Is the future of small business just… a really good prompt? Christina Puder’s story isn’t about some revolutionary AI breakthrough; it’s about the quiet desperation of a solopreneur who simply needed to get things done without bankrupting herself. Puder, a career coach for product managers based in Madrid, didn’t set out to build an “AI-powered business.” She set out to replace the cost – and frankly, the hassle – of employees. The real story here isn’t the dazzling potential of artificial intelligence – it’s the very practical, and increasingly common, reality of AI as a stopgap for systemic economic pressures on independent workers.
Puder’s journey began, like many, with a frustrating website builder and a limited budget. After a failed attempt at DIY and a slow start with hired help, she stumbled upon Lovable, an AI coding assistant, initially through a free account. Five daily credits were enough to build a landing page that would have previously required hours of tedious work, or a significant investment in developer time. “I discovered a hack,” Puder told OwlyTimes, detailing how she’d bundle multiple requests into a single prompt to maximize credit usage – a tactic Lovable has since adjusted to prevent. This isn’t a tale of effortless automation; it’s a story of resourceful problem-solving within the constraints of a limited system.
Drawn from Business Insider.
The shift from casual AI user to full-fledged AI orchestrator came when Puder went full-time in 2025. Facing the impossibility of affording full-time employees, and the inefficiencies of part-time contractors, she began to view AI tools not as assistants, but as a virtual team.

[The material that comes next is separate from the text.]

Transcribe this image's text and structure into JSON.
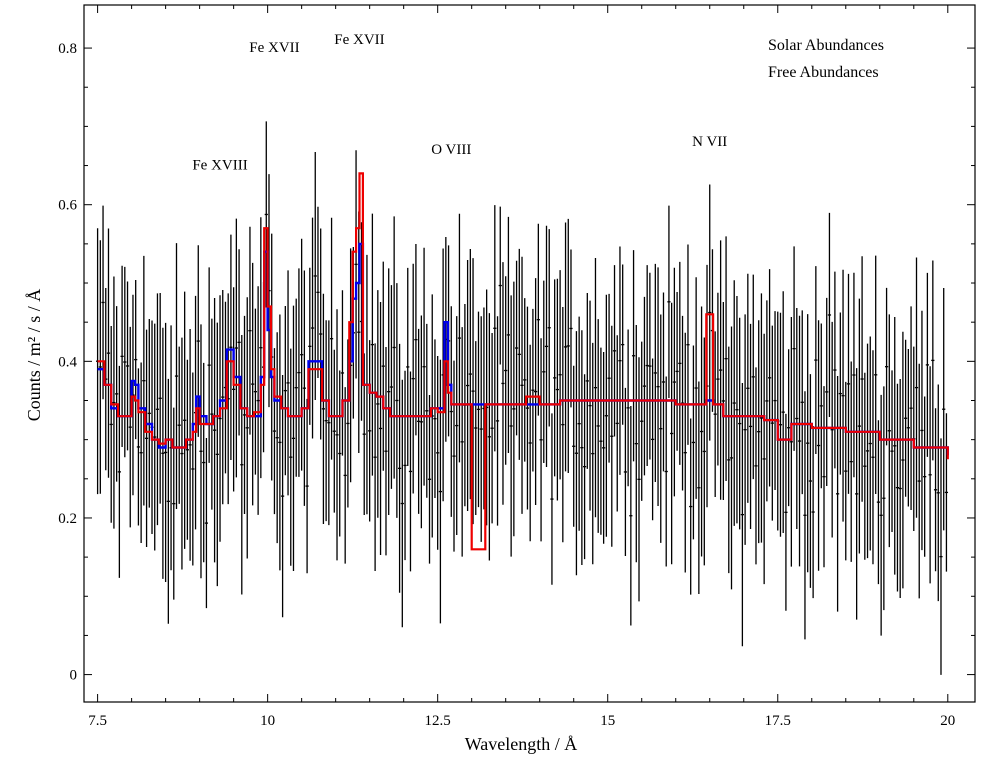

A $20-a-month subscription, supplementing her five daily free credits, became her de facto workforce. This isn’t a luxury; for many solopreneurs, it’s a necessity. Consider the numbers: the average salary for a part-time administrative assistant in Madrid in 2026 is roughly €1,200 per month – sixty times Puder’s AI subscription cost. That disparity highlights a fundamental shift: AI isn’t just about increasing efficiency, it’s about enabling economic viability for businesses that simply couldn’t exist otherwise.
Puder’s most striking success story isn’t the website itself, but the automation of a client service task. Manually searching for job opportunities tailored to each client’s specific criteria used to consume a full hour per client, per day. AI-driven automation slashed that time to a single minute. “Getting 60 minutes a day back for each of my clients has been a massive scale unlock,” she explained. This isn’t about replacing human judgment; it’s about freeing up human time for tasks that require human judgment. It’s a crucial distinction often lost in the breathless hype surrounding AI’s capabilities. The occasional bugs and glitches – the need to occasionally call in a human engineer for a €50 fix – are a small price to pay for that level of leverage.
However, Puder’s experience also reveals a critical tension. While AI empowers solopreneurs, it also creates a dependence on proprietary platforms like Lovable. The fluctuating credit system, the “hacks” that get patched, and the inevitable limitations of the AI itself mean that Puder isn’t truly in control of her business infrastructure. She’s reliant on a third-party provider, subject to their pricing, their algorithms, and their evolving terms of service. This is the dark side of the “AI-powered solopreneur” narrative: a subtle erosion of autonomy in the pursuit of efficiency. The fact that Puder still checks in with a human engineer, even after extensive AI implementation, underscores this point.
The narrative around AI often focuses on large corporations and complex algorithms. But the real impact is being felt by individuals like Christina Puder, who are quietly reshaping their businesses – and their livelihoods – one prompt at a time. The question isn’t whether AI will transform the economy; it’s whether that transformation will empower individuals or further concentrate power in the hands of a few tech giants. Watch for a surge in “AI integration consultants” catering specifically to solopreneurs in the next year – individuals who can navigate the complexities of these platforms and help small business owners maximize their return on investment, and crucially, maintain some degree of control over their own destiny.